Не к победе оно ведет, а к тому, что надо вылезать из-под теплого одеяла. Натягивать заштопанные, отвратительно длинные чулки, которые путаются и перекручиваются. Потом – штаны, которые норовят надеться задом наперед (хотя перепутать вроде бы трудно: зад отмечен квадратной заплатой). Затем – тонкий разношенный свитер – он был когда-то голубым, а сейчас белесо-сизый от частых стирок. И после этого брести на кухню, бренчать там рукомойником, в котором гадостно-холодная вода.
– Зачем ты надел свитер, не умывшись? Все у тебя не так…
Мы с мамой вдвоем. Брат и сестра укатили в Одессу – учиться в индустриальном институте. В тот замечательный город, куда всем известный Костя приводил шаланды, полные кефали. Там хорошо, на юге-то. До сих пор тепло, и море рядам.
– Ты все домашние задания сделал? Смотри, а то опять Прасковья Ивановна будет жаловаться… Садись, ешь картошку… Ох, да шевелись же ты, опоздаешь ведь!
Маме тоже скоро на работу, в свою контору. А за короткие полчаса между моим и своим уходом она должна «провернуть уйму всяких дел».
Сквозь тонкую стенку слышно, как соседка тетя Лена торопит «ирода проклятущего» – Лешку Шалимова. Но я вместе с Лешкой сегодня не пойду, мы очередной раз поссорились. Семка Левитин за мной тоже не зайдет, он копается больше меня и часто опаздывает.

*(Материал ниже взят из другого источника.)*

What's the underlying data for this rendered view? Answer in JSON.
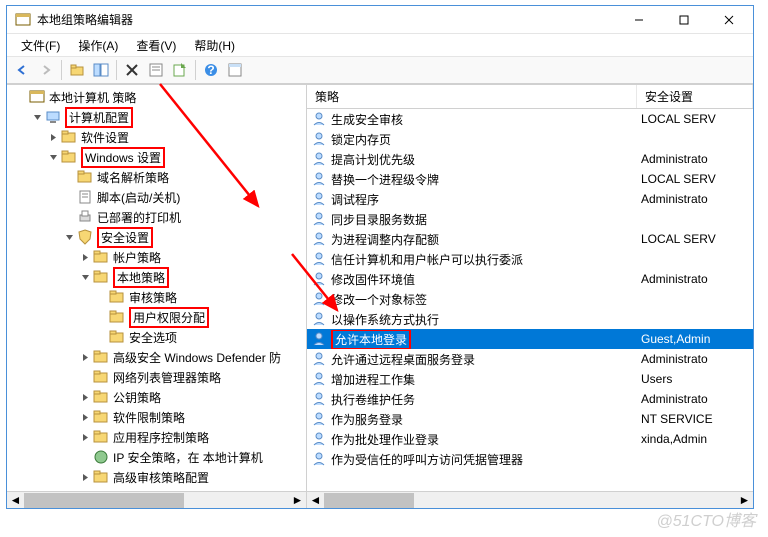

– Да шевелись же ты, не спи на ходу…
Я не сплю. Я надеваю сшитое из маминого суконного жакета пальто, натягиваю на уши пилотку, сую ноги в резиновые сапожки. Без такой обуви нынче до школы не доберешься. Во рту горько от подгоревшей жареной картошки.
– Мама, дай попить.
– Господи боже мой, что за несчастье! Все в последний момент!.. Пей и отправляйся… И не вздумай опять лезть в споры с Прасковьей Ивановной.
Больно мне надо лезть в споры. Лишь бы сама не придиралась…
– И не суйся в лужи, обходи стороной.
Ха, обходи! Как их обойдешь, когда вся дорога на улице Дзержинского – сплошная вода и месиво. Вчера даже зачерпнул голенищем…
– Везде непроходимо. Борька Демидов свою калошу в грязи утопил…
– Иди, иди скорее, опять опоздаешь на зарядку!
Приходить надо не к восьми, а за пятнадцать минут до начала занятий. Потому что перед уроками мы еще делаем зарядку – прямо в классе, между рядами парт – а после зарядки поем Гимн Советского Союза. Да-да, опять гимн! Никуда от него не денешься. Говорят, это распоряжение гороно.
Чтобы петь правильно, мы разучивали этот гимн с первого урока пения. Впрочем, выучили быстро. Потому что и без того каждое утро слышали его по радио. И скоро на уроках пения стали разучивать другие песни.
Эти песни тоже были не новые. Или военные, или про Сталина. Их часто передавали по радио, а некоторые я помнил, с детсадовских времен.
Но все равно к каждой песне мы подступали, словно к незнакомой. Сперва за Прасковьей Ивановной повторяли строчку за строчкой – учили наизусть. Затем хором декламировали целый куплет. После этого Прасковья Ивановна, запахнув на груди серый пушистый платок и глядя в пасмурное окно, пела этот куплет тонким голосом – чтобы мы запомнили мелодию. И мы после нее пели все вместе. Очень усердно. Мокрые стекла вздрагивали. На них темнели прилипшие листья облетающих тополей.